DIketahui, KPK menduga bahwa Sekjen KKP Antam Novambar menerima perintah dari Edhy Prabowo untuk membuat surat perintah tertulis terkait dengan penarikan jaminan Bank (Bank Garansi) dari para eksportir kepada Kepala Badan Karantina Ikan, Pengendalian Mutu, dan Keamanan Hasil Perikanan (BKIPM).

Perintah ini terkait dengan duit Rp52,3 miliar yang disita KPK. Duit tersebut diduga berasal dari para eksportir benur yang telah mendapatkan izin ekspor dari KKP.

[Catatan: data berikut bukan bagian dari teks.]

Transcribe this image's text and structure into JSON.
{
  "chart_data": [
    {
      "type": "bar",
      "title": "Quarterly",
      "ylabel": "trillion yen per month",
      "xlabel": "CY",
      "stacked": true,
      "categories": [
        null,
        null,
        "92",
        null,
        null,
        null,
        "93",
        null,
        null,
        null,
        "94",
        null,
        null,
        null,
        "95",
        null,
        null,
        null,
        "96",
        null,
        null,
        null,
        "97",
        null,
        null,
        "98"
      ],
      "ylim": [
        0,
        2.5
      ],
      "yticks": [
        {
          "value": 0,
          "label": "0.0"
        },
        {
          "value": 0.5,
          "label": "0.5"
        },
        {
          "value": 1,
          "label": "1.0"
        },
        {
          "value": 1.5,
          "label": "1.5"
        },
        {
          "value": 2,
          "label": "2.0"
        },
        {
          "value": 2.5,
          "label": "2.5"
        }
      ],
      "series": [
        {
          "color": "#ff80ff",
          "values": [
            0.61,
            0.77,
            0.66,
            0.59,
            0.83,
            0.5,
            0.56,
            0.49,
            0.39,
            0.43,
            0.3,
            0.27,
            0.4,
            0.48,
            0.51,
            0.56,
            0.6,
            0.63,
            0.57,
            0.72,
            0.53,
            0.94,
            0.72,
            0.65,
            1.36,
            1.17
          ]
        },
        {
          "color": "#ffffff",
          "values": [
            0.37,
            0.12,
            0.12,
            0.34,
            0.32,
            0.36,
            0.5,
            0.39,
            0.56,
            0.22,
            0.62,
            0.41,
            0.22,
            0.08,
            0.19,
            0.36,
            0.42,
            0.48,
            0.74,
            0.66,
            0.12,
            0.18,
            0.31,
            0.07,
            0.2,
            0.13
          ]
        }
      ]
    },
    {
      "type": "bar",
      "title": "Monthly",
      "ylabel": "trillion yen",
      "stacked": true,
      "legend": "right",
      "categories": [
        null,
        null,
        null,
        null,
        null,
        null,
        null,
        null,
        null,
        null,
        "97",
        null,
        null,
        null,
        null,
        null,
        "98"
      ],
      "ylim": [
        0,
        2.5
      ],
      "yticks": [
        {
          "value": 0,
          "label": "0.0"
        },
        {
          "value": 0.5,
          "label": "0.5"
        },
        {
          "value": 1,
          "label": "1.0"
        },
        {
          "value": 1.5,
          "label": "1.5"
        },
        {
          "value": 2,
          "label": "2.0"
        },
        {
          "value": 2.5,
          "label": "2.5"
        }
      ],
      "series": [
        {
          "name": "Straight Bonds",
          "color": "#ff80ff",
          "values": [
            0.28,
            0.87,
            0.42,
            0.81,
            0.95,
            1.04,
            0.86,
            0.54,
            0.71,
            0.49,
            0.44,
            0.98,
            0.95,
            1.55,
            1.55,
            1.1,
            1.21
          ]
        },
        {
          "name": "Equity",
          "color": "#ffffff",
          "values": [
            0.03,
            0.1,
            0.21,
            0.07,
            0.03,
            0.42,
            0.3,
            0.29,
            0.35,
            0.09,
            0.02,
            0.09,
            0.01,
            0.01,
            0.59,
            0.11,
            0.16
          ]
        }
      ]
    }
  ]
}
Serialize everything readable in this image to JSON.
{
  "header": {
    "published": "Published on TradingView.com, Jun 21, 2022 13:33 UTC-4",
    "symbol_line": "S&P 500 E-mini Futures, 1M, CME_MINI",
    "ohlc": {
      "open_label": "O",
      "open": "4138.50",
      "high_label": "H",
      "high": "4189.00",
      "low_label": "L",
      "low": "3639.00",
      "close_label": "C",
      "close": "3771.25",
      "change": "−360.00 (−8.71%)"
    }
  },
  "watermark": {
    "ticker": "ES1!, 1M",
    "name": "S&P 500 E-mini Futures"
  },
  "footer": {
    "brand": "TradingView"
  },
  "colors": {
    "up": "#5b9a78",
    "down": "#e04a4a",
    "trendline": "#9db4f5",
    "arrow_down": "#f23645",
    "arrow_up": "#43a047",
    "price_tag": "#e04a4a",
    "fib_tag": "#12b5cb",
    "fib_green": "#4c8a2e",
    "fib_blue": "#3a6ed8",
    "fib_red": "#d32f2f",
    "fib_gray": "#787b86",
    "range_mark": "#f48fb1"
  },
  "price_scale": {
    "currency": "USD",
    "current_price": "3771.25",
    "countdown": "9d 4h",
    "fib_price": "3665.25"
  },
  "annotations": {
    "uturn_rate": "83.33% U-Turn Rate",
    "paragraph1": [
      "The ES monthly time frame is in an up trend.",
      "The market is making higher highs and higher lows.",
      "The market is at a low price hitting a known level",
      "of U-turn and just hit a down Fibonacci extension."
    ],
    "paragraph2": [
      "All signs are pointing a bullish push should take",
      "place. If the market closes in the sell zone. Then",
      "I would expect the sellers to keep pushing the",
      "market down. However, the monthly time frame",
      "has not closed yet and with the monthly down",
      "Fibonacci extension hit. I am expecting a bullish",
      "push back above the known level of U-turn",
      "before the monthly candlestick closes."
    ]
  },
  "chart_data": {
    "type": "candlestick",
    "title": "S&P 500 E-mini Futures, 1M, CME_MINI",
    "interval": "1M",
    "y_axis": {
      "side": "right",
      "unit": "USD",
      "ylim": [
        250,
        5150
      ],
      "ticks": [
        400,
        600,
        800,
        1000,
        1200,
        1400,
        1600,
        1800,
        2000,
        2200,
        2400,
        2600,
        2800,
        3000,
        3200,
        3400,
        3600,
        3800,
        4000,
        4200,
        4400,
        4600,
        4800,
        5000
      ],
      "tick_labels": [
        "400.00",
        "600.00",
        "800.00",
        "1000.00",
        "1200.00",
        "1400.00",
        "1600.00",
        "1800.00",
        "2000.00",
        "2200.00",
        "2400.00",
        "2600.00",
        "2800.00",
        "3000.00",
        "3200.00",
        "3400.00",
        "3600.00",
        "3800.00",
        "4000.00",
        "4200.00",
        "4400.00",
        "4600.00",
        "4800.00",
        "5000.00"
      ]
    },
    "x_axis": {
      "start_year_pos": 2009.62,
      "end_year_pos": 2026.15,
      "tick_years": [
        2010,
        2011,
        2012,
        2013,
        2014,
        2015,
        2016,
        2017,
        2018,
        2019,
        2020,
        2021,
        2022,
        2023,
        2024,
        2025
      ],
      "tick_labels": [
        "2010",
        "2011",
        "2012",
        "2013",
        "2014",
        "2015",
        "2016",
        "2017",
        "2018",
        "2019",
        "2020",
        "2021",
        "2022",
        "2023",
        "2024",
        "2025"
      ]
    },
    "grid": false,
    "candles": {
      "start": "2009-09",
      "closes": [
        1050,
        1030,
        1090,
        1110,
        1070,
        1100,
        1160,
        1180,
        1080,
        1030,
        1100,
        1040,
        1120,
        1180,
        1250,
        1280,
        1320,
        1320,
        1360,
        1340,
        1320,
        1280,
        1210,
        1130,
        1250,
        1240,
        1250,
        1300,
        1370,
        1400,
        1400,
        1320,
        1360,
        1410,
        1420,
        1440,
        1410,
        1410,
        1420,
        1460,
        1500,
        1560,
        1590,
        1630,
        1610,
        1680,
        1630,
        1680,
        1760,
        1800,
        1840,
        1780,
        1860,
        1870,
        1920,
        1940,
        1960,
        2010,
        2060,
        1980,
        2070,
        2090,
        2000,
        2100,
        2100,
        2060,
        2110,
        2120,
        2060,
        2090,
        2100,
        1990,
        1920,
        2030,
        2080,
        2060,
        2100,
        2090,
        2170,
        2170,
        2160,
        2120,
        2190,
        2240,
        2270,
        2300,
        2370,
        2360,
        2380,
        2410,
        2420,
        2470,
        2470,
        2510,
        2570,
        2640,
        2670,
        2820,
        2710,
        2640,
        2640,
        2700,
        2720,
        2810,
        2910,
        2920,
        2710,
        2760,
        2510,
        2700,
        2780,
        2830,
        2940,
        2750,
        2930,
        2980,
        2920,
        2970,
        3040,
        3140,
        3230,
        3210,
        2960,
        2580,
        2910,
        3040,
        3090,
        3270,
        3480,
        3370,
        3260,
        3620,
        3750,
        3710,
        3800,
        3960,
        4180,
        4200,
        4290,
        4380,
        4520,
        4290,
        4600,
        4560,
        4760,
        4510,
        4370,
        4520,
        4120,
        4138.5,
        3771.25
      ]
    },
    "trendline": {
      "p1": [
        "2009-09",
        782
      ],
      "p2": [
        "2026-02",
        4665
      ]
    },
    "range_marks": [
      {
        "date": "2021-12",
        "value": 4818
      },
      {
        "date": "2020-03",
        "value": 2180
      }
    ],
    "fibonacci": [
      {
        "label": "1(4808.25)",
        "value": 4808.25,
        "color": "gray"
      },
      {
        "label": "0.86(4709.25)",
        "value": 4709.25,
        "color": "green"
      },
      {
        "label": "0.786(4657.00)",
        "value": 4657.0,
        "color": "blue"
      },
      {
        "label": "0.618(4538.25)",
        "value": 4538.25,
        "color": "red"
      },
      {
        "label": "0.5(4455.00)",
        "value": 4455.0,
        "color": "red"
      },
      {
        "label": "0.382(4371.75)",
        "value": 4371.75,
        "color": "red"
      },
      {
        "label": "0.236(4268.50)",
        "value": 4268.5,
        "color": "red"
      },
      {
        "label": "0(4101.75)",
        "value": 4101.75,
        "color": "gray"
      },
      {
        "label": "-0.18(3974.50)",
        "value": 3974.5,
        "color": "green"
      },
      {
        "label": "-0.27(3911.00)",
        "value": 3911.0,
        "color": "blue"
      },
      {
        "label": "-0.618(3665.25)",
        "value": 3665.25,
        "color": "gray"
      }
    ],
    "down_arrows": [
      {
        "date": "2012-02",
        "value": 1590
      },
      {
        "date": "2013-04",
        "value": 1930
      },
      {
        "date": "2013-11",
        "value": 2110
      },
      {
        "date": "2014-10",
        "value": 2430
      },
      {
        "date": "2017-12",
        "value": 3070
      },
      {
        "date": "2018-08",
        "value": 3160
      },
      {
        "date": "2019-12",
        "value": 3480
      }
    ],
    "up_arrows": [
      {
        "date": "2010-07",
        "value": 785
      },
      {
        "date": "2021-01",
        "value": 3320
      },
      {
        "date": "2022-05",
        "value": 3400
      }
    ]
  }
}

"Tentunya nanti akan kami konfirmasi lebih lanjut kepada para saksi apakah kemudian ada unsur kesengajaan, misalnya dalam konstruksi secara keseluruhan proses di dalam dugaan korupsi seluruh peristiwa yang ada di perkara ini," kata Plt Juru Bicara KPK Ali Fikri, Senin (15/3/2021).

Soal peluang memanggil dan memeriksa Antam dikasus ini, Ali enggan berspekulasi.

"Nanti liat perkembangan dulu, karena yang terpenting uang telah dilakukan penyitaan dan akan dikonfirmasi kepada para saksi, saksinya siapa yang nanti akan dipanggil untuk dikonrfirmasi dan barang bukti ini nanti akan kami sampaikan lebih lanjut," ujarnya.

Adapun, KPK menetapkan 7 orang tersangka dalam kasus dugaan suap terkait perizinan tambak, usaha, dan atau pengelolaan perikanan atau komoditas perairan sejenis lainnya tahun 2020.

Mereka adalah Edhy Prabowo, Staf Khusus Menteri KKP Syafri dan Andreu Pribadi Misanta, pengurus PT ACK Siswadi, seorang staf istri Menteri KKP Ainul Faqih, dan Amiril Mukminin sebagai penerima suap.